According to the U.S. Labor Department, U.S. payrolls rose in November beyond the Fed’s expectations and hourly earnings should hit 2.6 percent this month. This is why the solid jobs report should dispel any doubts about December hike, experts believe.
Analysts say that the surge in employment reported for November is a clear sign that the U.S. economy bounced back, which would make a federal rate hike later this month very probable, as Fed Chair Janet Yellen had recently promised. If Fed officials finally manage to hike the benchmark interest rate, it would be the first time in nearly a decade.
The report, which was issued by the U.S. Labor Department on Dec. 4, shows that nonfarm payrols rose twice as much as Fed analysts had estimated that it would be healthy to the economy. On Dec. 3, Ms. Yellen said at a Congress’s Joint Economic Committee meeting that the U.S. economy would need a 100,000 advance in payroll every month to integrate all new comers into the labor market. In November, however, payrolls rose by 211,000, the recent report reveals.
The rise does not include non-for-profit workers, farm employees, and private household workers. Labor officials also said that after revising data for October and September, they learned that 35,000 new jobs were left unreported.
The fact that unemployment rate is now at a seven year low means that people are now confident in the jobs market, experts said.

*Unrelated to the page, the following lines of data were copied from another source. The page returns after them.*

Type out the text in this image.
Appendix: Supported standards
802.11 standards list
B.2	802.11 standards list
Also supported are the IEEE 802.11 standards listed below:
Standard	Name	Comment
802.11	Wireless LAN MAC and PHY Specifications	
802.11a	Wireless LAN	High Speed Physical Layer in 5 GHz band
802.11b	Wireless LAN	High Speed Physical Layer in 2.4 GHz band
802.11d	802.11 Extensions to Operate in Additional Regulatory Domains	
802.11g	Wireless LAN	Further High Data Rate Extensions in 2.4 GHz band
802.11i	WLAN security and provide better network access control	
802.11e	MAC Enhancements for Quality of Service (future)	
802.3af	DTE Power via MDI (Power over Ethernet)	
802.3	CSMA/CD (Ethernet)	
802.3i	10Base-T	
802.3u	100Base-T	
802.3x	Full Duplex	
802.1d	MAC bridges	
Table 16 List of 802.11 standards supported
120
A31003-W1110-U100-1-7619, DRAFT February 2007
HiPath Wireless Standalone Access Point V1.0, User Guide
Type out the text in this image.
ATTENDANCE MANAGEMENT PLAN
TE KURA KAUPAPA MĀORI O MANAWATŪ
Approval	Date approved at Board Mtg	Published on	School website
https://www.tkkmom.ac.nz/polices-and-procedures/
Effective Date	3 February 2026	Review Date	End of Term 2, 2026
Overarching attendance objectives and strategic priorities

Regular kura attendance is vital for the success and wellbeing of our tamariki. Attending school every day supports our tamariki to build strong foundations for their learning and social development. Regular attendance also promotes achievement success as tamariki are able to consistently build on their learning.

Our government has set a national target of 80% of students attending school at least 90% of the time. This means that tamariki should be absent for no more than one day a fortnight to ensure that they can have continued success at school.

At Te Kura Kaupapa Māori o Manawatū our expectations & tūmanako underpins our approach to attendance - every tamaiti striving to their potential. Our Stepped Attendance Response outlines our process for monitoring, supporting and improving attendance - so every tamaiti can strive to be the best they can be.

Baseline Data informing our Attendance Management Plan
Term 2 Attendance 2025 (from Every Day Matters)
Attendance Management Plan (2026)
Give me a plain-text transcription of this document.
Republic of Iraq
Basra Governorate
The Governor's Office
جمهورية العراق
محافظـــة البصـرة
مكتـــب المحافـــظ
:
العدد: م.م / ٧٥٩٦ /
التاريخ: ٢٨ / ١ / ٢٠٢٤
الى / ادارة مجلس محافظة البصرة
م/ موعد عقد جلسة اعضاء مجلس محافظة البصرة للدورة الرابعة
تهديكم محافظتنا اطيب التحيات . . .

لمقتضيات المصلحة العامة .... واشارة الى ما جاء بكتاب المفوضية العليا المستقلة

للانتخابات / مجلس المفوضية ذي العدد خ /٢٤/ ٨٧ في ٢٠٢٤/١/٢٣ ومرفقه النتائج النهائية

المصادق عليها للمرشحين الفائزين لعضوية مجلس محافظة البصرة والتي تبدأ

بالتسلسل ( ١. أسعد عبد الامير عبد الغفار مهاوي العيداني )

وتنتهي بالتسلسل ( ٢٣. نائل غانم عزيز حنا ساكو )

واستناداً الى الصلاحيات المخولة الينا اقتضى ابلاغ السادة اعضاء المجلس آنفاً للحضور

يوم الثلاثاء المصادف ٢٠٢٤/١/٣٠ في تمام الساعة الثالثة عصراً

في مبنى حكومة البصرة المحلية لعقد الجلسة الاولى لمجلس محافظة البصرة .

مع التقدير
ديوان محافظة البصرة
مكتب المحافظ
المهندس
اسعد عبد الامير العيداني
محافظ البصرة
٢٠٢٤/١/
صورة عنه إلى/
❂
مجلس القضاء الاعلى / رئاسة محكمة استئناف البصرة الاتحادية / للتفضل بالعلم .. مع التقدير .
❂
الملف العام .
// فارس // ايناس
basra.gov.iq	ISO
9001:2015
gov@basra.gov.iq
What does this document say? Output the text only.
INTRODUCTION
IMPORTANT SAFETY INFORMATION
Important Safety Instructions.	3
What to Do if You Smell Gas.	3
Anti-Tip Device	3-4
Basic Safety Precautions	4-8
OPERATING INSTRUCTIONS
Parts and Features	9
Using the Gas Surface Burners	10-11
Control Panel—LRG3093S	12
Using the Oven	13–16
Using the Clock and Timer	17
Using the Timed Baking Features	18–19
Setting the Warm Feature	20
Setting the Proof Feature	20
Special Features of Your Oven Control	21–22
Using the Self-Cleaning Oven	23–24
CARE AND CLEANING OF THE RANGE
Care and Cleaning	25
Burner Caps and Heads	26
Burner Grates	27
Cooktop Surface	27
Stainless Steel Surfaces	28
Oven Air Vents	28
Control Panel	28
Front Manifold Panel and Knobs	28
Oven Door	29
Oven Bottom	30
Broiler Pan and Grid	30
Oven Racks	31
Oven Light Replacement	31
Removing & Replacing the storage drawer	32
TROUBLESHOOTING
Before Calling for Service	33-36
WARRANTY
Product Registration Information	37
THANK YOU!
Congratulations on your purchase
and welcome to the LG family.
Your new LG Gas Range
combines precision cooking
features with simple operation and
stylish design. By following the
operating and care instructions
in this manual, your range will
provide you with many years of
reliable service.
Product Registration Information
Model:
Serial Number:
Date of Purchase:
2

Jobless rate is now at 0.5 percent.
UniCredit’s chief economist Harm Bandholz believes that the latest unemployment data should dispel any doubts about the incoming rate hike later this month. He is confident that the labor department’s recent figures are a clear indication that the labor market wants the rate hike as much as Wall Street does.
The jobs report was released just a day after Ms. Yellen told federal regulators that the U.S. economy finally met the criteria the Fed wanted for an interest rate rise. The key interest rate wasn’t hiked since June 2006.
According to a recent survey, U.S. banks are confident that the much anticipated rate hike would occur during a meeting slated for Dec. 15. But the U.S. central bank plans to normalize the interest rate gradually, which raised concerns that the Fed may be behind the curve in hiking borrowing costs.
JPMorgan Chase & Co analysts think that the feds’ approach may require for the central bank to raise the rate several times next year, which may be even more than both the Street and Fed analysts expect.